This post could go in a number of directions and as such, what results will not cover nearly what it should. If you’ve seen the film Food Inc., you know about the team of private investigators, the hotline, and the middle of the night visits to farmer’s houses all in the name of patent infringement. And it isn’t just the film saying this. Here is what Monsanto released on their own website:
“When one farmer sees another farmer saving patented seed, they will often report them. Many of the tips Monsanto gets about farmers saving patented seeds come from other farmers in the same community.”
One hundred and forty cases have been brought against such reported farmers whose crimes have to do with saving patented seed material. Only, it’s not just those who save seeds, it’s those who want to save their own public seed but in the process inadvertently save patented Monsanto seeds that have blown onto their crops from neighboring farms. In normal tort law, farmers would be able to bring a suit against Monsanto for being a nuisance with their pollutant patented seeds. But it doesn’t seem to work that way. Instead, farmers turn each other in. Monsanto is proud that only one hundred and forty farmers have been tried, only one hundred and forty farmers have had to spend incredible amounts on legal representation and eventual settlements (likely because they were simply unable to continue to fight Monsanto). They like to say that out of the three hundred thousand farmers they sell seed to, only one hundred and forty of them have been dishonest. The moral burden of a label like dishonest is Monsanto’s own way of describing these farmers. On that same website entry entitled “Follow-up to Monsanto Farmer Lawsuits” they say,
“Enforcing patent law is not much different from the enforcement of other laws. Most people respect the law. Often, honest citizens will report those who break the law. The same is true for patent infringement involving saved seed. The vast majority of farmers respect patent laws and honor their agreements to abide by that law. ”

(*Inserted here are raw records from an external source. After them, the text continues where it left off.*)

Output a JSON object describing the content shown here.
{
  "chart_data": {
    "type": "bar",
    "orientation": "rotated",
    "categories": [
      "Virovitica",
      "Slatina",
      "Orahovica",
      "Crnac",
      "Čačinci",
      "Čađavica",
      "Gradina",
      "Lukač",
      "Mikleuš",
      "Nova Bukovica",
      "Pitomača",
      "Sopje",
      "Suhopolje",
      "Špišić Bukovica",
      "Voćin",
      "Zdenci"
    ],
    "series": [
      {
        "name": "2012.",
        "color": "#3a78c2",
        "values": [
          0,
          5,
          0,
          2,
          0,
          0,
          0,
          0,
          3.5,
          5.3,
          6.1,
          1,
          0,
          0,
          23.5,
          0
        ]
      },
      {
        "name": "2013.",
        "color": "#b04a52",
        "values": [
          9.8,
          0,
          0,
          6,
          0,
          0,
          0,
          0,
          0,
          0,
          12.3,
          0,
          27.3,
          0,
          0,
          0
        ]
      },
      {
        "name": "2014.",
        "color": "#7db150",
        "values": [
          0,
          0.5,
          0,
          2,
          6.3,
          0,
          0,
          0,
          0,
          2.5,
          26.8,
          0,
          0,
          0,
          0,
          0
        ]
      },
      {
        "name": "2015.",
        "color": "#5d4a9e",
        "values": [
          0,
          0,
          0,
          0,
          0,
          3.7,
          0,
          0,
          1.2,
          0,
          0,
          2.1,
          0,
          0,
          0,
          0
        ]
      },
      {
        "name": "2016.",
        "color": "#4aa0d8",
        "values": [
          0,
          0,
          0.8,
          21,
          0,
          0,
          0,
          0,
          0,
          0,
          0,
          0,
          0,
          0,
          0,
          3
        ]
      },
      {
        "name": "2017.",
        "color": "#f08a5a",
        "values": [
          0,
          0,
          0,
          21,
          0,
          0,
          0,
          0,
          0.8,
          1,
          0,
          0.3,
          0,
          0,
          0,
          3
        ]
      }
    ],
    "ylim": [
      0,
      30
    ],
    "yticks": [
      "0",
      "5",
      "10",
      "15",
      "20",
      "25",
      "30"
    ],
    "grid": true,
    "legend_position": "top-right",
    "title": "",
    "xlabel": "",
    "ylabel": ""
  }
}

It is hard for me to understand how one is supposed to find Monsanto’s motives as honorable or honest. A few stray seeds makes you a criminal. One of the farmers who faced a lawsuit from Monsanto and was featured in Food Inc., is Moe Parr. Moe Parr was sued because, in his business cleaning seed to be saved, he had helped clean Monsanto patented Roundup Ready seed. Monsanto replied to the publicity his case received by stating that Mr. Parr was not being transparent. On their website, posted under the title “Maurice (Moe) Parr,” Monsanto attempts to shed light on Mr. Parr’s supposed sleight of hands with the facts. Monsanto, attempting to negate Mr. Parr’s assertion that he settled with Monsanto in light of rising legal costs, points out that Mr. Parr knew it was illegal to save patented seed and yet he encouraged his clients to save the seed. All of this of course does nothing to negate rising costs. Finally, Monsanto helpfully points out,
“Mr. Parr is able to continue to clean conventional soybeans, wheat and other non-patented seed crops.”
Monsanto corners the market. Not only will it be difficult for him to find clients still using public seed, becoming increasingly rare, but he will also have to separate out any patented seeds that may have contaminated that public seed. And in the process, Monsanto has turned farmers against each other. When Monsanto has a greater ability to regulate farmers than the FDA, something needs to change at the policy level.